I return now to the title of my talk: unity does not grow wild spoken by one of our great leaders, the late Oliver Tambo who became secretary general of the African National Congress in 1955. This phrase caught my eye as I was reading though the text of a speech that he made at a Pan African youth congress in Dar Es Salaam in 1961. It spoke to my own need to think about a way to describe the importance of constantly protecting the gains which we had won; to remind ourselves that yes, 1994 was a wonderful milestone year in South Africa, but, in the words of a South African writer and political commentator William Gumede- ‘it was not Year Zero’. We did not enter 1995 with a metaphoric clean slate. What we are experiencing in part, is a situation where many South Africans handed over agency to government – particularly during the Mandela era – to solve the problems entwined in this moment of celebratory arrival and to maintain our democracy.

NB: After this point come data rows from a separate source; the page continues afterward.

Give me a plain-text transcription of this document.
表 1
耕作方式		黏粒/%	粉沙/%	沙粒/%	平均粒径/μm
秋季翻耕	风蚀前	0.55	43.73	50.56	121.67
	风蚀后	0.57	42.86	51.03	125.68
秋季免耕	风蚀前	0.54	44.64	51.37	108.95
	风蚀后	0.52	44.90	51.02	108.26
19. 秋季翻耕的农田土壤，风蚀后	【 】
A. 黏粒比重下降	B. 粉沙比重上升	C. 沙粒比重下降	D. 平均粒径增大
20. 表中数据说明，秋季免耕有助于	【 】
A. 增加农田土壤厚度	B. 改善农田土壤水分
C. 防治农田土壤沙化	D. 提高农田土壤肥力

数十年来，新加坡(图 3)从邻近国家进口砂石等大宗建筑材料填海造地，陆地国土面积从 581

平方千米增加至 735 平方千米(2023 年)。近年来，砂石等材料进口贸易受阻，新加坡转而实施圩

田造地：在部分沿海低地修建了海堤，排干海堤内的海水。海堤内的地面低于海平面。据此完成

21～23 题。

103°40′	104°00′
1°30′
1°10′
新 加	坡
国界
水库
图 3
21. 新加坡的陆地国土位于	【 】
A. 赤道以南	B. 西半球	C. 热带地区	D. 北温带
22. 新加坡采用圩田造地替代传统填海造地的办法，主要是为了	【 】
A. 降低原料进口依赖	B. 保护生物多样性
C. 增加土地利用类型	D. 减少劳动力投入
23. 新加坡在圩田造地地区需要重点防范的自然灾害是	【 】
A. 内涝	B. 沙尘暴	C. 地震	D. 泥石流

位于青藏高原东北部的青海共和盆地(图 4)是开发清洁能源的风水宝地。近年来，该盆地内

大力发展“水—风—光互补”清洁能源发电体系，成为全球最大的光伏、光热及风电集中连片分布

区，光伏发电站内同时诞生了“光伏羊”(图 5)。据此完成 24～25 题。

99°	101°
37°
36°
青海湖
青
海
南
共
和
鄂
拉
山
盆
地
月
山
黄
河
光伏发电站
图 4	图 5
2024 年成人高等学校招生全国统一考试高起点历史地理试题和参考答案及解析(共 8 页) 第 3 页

Comrade Tambo reminds us of the fragile nature of victorious gains. He says: Unity does not grow wild. It has to be nurtured, built up, it wears away. It must be doctored, treated. It also has many enemies… and you have to keep vigilant against those.

The unity that he refers to and which we continue to strive for, is not premised on the notion of a ‘melting pot where individual , religious, cultural and other differences disappear, but rather a society with a shared South African identity, without detracting from our diverse multiple identities.’
This is one of the reasons that I am excited by symposia and other platforms such as this one. It is an expression on an awareness that the need to talk is ongoing and global. That there exists a condition which can best be expressed as the indivisibility of our human rights from each other. In the words of another great man, Martin Luther King: ‘no one is free until everyone is free’ And the injunction to ‘own racism’ put to all of us – is essential. And we need to listen. Listen with sensitivity, humility and with understanding that our ways of listening and sense-making are also culturally nuanced and influenced. We are all part of each other’s stories, each other’s conversations.

In conclusion, Arundhati Royi:
The only dream worth having is to dream that you will live while you are alive and die only when you are dead. To love, to be loved. To never forget your own insignificance. To never get used to the unspeakable violence and the vulgar disparity of the life around you. To seek joy in the saddest places. To pursue beauty to its lair. To never simplify what is complicated or complicate what is simple. To respect strength, never power. Above all to watch. To try to understand. To never look away. And never, never, to forget.